Alois Thoma blickt auf ein bewegtes Leben zurück. Als 16-Jähriger wurde er 1944 als Flakhelfer eingezogen. „Die Musterung fand auf dem Marienplatz in Ravensburg statt“, erinnert er sich. Nach kurzer amerikanischer Kriegsgefangenschaft in Regensburg absolvierte er eine Ausbildung zum Modellbauer, später war er viele Jahre als selbstständiger Handelsvertreter tätig, teilweise auch im Ausland. „Ich war sogar im Irak“, erzählt Thoma.
25 Jahre arbeitete er in verschiedenen Unternehmen, engagierte sich bei der IG Metall und als Betriebsrat. Er setzte sich ebenso für die Friedens- wie Anti-AKW-Bewegung ein. Er habe immer schon viel gelesen und lege großen Wert auf
Bildung, die er sich selbst angeeignet habe, erzählt er. Sobald es möglich war, investierte er nach dem Krieg in ein mehrbändiges Lexikon. „Das war sehr teuer damals“, sagt er. Zusammenhänge zu hinterfragen und sich ausführlich zu informieren, das sei ihm stets ein besonderes Anliegen gewesen.
Der Grundstein, um die Fitness des 92j-Jhrigen zu erhalten und womöglich zu verbessern, ist auf jeden Fall gelegt.
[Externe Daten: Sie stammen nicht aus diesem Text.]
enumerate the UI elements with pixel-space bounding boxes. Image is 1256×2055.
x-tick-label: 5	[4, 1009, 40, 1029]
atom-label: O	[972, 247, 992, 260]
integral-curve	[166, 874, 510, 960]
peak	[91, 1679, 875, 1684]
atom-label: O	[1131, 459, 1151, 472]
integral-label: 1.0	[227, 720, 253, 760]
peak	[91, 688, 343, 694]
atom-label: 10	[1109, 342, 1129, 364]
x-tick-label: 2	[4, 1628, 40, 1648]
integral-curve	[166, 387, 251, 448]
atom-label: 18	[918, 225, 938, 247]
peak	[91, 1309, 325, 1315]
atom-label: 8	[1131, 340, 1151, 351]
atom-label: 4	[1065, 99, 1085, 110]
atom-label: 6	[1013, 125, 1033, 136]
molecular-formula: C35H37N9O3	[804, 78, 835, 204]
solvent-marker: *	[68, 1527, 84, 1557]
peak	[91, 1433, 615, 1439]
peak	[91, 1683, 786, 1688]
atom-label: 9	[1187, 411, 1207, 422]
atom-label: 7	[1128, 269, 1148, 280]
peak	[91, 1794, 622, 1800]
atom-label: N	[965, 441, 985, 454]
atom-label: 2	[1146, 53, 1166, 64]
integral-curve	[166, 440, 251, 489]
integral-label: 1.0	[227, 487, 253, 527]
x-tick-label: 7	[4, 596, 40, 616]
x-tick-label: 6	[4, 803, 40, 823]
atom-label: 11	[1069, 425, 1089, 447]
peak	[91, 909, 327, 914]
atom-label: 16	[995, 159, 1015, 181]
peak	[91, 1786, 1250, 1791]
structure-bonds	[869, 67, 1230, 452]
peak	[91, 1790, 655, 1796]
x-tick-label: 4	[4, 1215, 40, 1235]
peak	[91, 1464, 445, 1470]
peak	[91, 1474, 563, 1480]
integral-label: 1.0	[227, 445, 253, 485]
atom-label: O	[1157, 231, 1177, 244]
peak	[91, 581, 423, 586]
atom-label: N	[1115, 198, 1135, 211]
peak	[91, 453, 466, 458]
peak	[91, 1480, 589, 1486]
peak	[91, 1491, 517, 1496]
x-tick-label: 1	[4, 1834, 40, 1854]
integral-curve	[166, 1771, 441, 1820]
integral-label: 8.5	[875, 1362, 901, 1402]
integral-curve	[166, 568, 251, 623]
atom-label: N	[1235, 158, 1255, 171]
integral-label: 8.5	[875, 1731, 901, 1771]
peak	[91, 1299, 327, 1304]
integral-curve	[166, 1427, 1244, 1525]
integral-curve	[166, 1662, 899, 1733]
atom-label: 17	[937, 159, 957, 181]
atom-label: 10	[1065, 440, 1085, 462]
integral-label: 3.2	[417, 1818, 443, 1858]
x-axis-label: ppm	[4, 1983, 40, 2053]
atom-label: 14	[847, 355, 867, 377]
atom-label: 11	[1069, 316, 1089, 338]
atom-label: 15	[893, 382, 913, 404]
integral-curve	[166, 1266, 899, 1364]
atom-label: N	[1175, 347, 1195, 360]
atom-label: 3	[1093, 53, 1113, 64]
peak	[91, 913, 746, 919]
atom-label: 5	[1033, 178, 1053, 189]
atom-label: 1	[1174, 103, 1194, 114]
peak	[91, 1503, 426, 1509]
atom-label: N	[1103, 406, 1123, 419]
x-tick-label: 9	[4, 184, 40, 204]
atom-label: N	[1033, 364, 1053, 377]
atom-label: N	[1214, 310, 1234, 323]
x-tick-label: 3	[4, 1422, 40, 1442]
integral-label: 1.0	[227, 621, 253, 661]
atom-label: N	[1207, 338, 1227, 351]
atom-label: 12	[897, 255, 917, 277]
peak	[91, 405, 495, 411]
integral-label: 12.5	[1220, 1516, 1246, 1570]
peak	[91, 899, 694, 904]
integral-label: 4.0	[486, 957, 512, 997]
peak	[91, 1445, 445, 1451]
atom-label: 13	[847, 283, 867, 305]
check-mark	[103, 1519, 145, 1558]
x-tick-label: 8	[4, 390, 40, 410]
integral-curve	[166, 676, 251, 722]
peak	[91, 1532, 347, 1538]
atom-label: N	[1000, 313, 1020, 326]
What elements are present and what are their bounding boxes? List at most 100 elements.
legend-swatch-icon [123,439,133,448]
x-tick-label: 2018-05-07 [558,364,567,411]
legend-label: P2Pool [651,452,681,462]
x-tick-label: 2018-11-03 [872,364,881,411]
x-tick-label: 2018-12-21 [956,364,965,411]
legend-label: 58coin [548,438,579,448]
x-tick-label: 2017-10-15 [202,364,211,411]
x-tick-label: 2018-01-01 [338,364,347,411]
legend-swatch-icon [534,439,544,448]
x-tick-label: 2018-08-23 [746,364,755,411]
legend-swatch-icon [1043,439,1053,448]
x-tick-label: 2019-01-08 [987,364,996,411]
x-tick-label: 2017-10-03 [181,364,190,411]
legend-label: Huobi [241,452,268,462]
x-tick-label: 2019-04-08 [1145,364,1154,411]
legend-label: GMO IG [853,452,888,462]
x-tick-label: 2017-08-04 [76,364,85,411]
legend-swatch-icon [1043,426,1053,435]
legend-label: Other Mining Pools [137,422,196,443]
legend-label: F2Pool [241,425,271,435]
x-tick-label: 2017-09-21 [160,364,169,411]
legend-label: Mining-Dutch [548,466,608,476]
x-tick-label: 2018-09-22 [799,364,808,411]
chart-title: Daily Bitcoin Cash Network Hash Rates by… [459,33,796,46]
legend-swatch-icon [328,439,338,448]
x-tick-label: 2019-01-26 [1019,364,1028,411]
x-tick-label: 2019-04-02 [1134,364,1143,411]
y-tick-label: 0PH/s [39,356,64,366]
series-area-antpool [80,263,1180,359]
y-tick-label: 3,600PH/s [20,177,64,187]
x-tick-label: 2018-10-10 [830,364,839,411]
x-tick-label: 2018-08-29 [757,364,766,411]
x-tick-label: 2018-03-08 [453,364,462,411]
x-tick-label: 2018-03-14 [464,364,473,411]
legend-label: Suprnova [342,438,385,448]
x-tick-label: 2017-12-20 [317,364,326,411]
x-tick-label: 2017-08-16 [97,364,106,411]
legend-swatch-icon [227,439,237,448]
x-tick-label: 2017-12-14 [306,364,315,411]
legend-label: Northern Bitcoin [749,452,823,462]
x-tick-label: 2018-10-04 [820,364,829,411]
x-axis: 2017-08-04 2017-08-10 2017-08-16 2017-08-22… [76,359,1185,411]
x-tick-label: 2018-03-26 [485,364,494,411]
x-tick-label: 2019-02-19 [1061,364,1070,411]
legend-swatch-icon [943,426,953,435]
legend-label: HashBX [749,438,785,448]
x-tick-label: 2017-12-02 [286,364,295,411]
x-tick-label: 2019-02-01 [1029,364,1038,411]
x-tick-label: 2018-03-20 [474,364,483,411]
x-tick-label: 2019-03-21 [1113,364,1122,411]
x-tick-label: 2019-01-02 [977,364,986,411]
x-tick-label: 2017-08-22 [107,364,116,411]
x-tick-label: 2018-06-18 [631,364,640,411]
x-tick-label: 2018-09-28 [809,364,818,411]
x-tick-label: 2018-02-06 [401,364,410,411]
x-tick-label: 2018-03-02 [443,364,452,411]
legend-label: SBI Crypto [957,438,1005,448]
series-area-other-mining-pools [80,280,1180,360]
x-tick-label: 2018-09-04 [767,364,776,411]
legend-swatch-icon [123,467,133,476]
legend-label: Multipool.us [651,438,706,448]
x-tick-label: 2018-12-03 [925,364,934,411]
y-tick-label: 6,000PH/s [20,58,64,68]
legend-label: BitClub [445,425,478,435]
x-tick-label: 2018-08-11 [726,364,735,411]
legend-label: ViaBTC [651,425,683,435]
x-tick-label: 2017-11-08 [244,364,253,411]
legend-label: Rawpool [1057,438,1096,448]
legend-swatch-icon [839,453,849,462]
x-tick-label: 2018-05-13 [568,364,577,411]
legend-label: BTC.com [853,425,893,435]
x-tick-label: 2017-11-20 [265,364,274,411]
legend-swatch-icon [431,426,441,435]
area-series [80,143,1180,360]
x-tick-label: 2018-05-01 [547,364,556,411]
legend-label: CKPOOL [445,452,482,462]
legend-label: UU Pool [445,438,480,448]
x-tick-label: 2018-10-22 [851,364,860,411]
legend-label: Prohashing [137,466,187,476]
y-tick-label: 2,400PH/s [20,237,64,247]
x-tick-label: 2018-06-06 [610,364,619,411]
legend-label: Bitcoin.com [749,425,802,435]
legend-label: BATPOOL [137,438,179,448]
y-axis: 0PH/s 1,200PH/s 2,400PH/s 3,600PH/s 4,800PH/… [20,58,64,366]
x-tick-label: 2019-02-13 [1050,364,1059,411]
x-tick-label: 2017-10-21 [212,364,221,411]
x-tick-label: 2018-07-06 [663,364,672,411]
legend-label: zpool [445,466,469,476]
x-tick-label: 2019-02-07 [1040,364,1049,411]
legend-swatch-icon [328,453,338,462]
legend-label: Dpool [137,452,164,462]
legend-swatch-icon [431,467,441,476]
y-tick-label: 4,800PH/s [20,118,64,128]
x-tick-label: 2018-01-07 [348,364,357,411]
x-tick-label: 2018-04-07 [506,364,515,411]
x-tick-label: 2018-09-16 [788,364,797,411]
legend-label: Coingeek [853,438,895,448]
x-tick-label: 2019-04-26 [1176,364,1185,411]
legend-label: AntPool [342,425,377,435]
Was das Training bringt, wird sich in den nächsten Wochen und Monaten und natürlich beim Abschlusstest zeigen. „Für die anderen Teilnehmer bei „Fit bis 100“ist der Baienfurter schon jetzt ein außergewöhnliches Vorbild, an dem sie sich orientieren können. „Es wäre toll, wenn wir mit 90 auch noch so fit sind“, sagt die 69-jährige Brigitte König, die ebenfalls bei der SZ-Serie mitmacht.